본 논문에서 주된 contribution 을 반영한 모델입니다. 기본적으로 Linear layers 로 이루어진 MLP 이지만, activation 함수로 sine 함수가 사용되었습니다. 그리고 Sine 함수를 사용함으로써 사용되는 가중치 초기화 방법에 대해 소개했는 데 위의 코드에 간략히 적어놓았습니다.

3.모든 데이터 (좌표, 픽셀)를 하나의 Batch로 구성

def get_cameraman_tensor(sidelength):
    img = Image.fromarray(skimage.data.camera())
    transform = Compose([
        Resize(sidelength),
        ToTensor(),
        Normalize(torch.Tensor([0.5]), torch.Tensor([0.5]))
    ])
    img = transform(img)
    return img

class ImageFitting(Dataset):
    def __init__(self, sidelength):
        super().__init__()
        img = get_cameraman_tensor(sidelength)
        self.pixels = img.permute(1, 2, 0).view(-1, 1)
        self.coords = get_mgrid(sidelength, 2)

    def __len__(self):
        return 1

    def __getitem__(self, idx):    
        if idx > 0: raise IndexError
            
        return self.coords, self.pixels

sidelength = 256
cameramen_dataset = ImageFitting(sidelength)
dataloader = DataLoader(cameramen_dataset,
                        batch_size=1,
                        pin_memory=True,
                        num_workers=0)

데이터는 논문에서 사용된 cameraman 이미지 데이터가 사용되었습니다. 위의 코드에서 보이는 바와 같이 모든 좌표와 픽셀 값을 하나의 Batch 로 구성하는 것을 알 수 있습니다. ( 이렇게 되면 back-propagation 과정에서 GPU 메모리가 상당히 많이 사용되는데, mini-batch 로 나누어서 학습시키면 성능 차이가 있는 지 나중에 확인해봐야겠습니다.)

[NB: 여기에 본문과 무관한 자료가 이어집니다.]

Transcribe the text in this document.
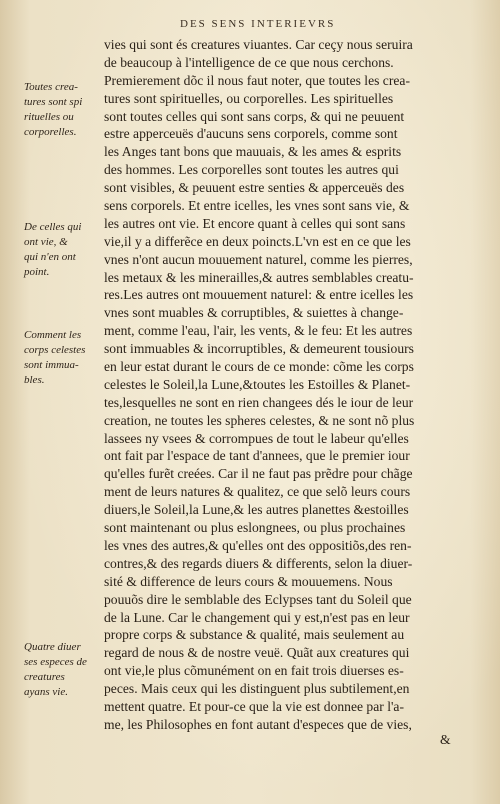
DES SENS INTERIEVRS
vies qui sont és creatures viuantes. Car ceçy nous seruira
de beaucoup à l'intelligence de ce que nous cerchons.
Premierement dõc il nous faut noter, que toutes les crea-
tures sont spirituelles, ou corporelles. Les spirituelles
sont toutes celles qui sont sans corps, & qui ne peuuent
estre apperceuës d'aucuns sens corporels, comme sont
les Anges tant bons que mauuais, & les ames & esprits
des hommes. Les corporelles sont toutes les autres qui
sont visibles, & peuuent estre senties & apperceuës des
sens corporels. Et entre icelles, les vnes sont sans vie, &
les autres ont vie. Et encore quant à celles qui sont sans
vie,il y a differẽce en deux poincts.L'vn est en ce que les
vnes n'ont aucun mouuement naturel, comme les pierres,
les metaux & les minerailles,& autres semblables creatu-
res.Les autres ont mouuement naturel: & entre icelles les
vnes sont muables & corruptibles, & suiettes à change-
ment, comme l'eau, l'air, les vents, & le feu: Et les autres
sont immuables & incorruptibles, & demeurent tousiours
en leur estat durant le cours de ce monde: cõme les corps
celestes le Soleil,la Lune,&toutes les Estoilles & Planet-
tes,lesquelles ne sont en rien changees dés le iour de leur
creation, ne toutes les spheres celestes, & ne sont nõ plus
lassees ny vsees & corrompues de tout le labeur qu'elles
ont fait par l'espace de tant d'annees, que le premier iour
qu'elles furẽt creées. Car il ne faut pas prẽdre pour chãge
ment de leurs natures & qualitez, ce que selõ leurs cours
diuers,le Soleil,la Lune,& les autres planettes &estoilles
sont maintenant ou plus eslongnees, ou plus prochaines
les vnes des autres,& qu'elles ont des oppositiõs,des ren-
contres,& des regards diuers & differents, selon la diuer-
sité & difference de leurs cours & mouuemens. Nous
pouuõs dire le semblable des Eclypses tant du Soleil que
de la Lune. Car le changement qui y est,n'est pas en leur
propre corps & substance & qualité, mais seulement au
regard de nous & de nostre veuë. Quãt aux creatures qui
ont vie,le plus cõmunément on en fait trois diuerses es-
peces. Mais ceux qui les distinguent plus subtilement,en
mettent quatre. Et pour-ce que la vie est donnee par l'a-
me, les Philosophes en font autant d'especes que de vies,
Toutes crea-
tures sont spi
rituelles ou
corporelles.
De celles qui
ont vie, &
qui n'en ont
point.
Comment les
corps celestes
sont immua-
bles.
Quatre diuer
ses especes de
creatures
ayans vie.
&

4. 좌표를 입력으로, 픽셀을 Ground truth 로 MSE Loss 를 활용해 학습

total_steps = 500
steps_til_summary = 100
optim = torch.optim.Adam(model.parameters(), lr=1e-4)
model_input, ground_truth = next(iter(dataloader))
model_input, ground_truth = model_input.cuda(), ground_truth.cuda()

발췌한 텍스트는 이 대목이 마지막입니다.